I need a help with the calculation of the following line integral:
$$\int_{\kappa} arctg\frac{y}{x}dy-dx,$$
where $\kappa$ is the part of a parabola $y=x^2$ from point (1,1) to (0,0).
So far, I have tried to parametrize the parabola:
$(x-m)^2=2p(y-n)$ for $V=[m,n] =[0,0]$ and $A=[x,y]=[1,1]$, from which I got that $p=1/2$.

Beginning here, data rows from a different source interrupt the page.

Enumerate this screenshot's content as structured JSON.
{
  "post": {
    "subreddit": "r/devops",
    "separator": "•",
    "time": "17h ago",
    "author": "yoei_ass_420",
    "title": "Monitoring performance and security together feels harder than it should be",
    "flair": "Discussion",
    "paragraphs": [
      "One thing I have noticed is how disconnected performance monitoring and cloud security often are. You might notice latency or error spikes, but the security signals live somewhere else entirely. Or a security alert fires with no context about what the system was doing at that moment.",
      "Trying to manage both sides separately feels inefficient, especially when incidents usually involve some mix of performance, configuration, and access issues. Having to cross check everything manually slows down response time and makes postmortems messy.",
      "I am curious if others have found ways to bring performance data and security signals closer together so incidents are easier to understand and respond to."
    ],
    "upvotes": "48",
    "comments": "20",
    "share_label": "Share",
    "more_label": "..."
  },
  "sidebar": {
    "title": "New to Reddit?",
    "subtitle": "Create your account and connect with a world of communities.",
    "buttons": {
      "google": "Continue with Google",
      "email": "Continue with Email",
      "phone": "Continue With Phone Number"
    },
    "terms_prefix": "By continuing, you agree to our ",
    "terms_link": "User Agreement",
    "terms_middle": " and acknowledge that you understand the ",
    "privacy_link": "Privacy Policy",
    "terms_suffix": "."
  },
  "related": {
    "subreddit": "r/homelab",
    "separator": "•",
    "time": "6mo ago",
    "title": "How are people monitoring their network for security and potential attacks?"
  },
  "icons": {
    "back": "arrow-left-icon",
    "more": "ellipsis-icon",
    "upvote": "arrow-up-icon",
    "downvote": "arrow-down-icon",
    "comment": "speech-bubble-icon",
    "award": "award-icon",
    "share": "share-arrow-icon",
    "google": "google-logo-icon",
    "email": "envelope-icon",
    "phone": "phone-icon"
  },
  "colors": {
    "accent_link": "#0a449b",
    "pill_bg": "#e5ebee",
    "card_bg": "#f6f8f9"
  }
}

I have now $(x-0)^2=1/2(y-0)$ and by setting $x=t$ I obtain $y=2t^2$. But I am stuck here, unable to calculate the start and end interval for the integration. Even if I knew the interval, I am still unsure how to finalize the calculation. Any help will be much appreciated.
For the case of the parabola $y=x^2$, parameterize $\kappa$ by $\vec r(t)=\langle t,t^2\rangle$ with $0\le t\le1$. Then
$$\begin{align} \int_\kappa\left(\arctan\frac yx\,\mathrm dy-\mathrm dx\right) &= \int_0^1 \left\langle-1,\arctan\frac{t^2}t\right\rangle\cdot\frac{\mathrm d}{\mathrm dt}\left[\left\langle t,t^2\right\rangle\right]\,\mathrm dt\\[1ex] &=\int_0^1(2t\arctan t-1)\,\mathrm dt \end{align}$$
In case $V$ is supposed to denote the vertex of the parabola, there's only one other possible curve that fits the description, namely $\vec r(t)=\langle t^2,t\rangle$, in which case the integral would be
$$\begin{align} \int_\kappa\left(\arctan\frac yx\,\mathrm dy-\mathrm dx\right)&=\int_0^1\left\langle-1,\arctan\frac t{t^2}\right\rangle\cdot\frac{\mathrm d}{\mathrm dt}\left[\left\langle t^2,t\right\rangle\right]\,\mathrm dt\\[1ex] &=\int_0^1\left(\arctan\frac1t-2t\right)\,\mathrm dt\\[1ex] &=\int_0^1(\operatorname{arccot}t-2t)\,\mathrm dt \end{align}$$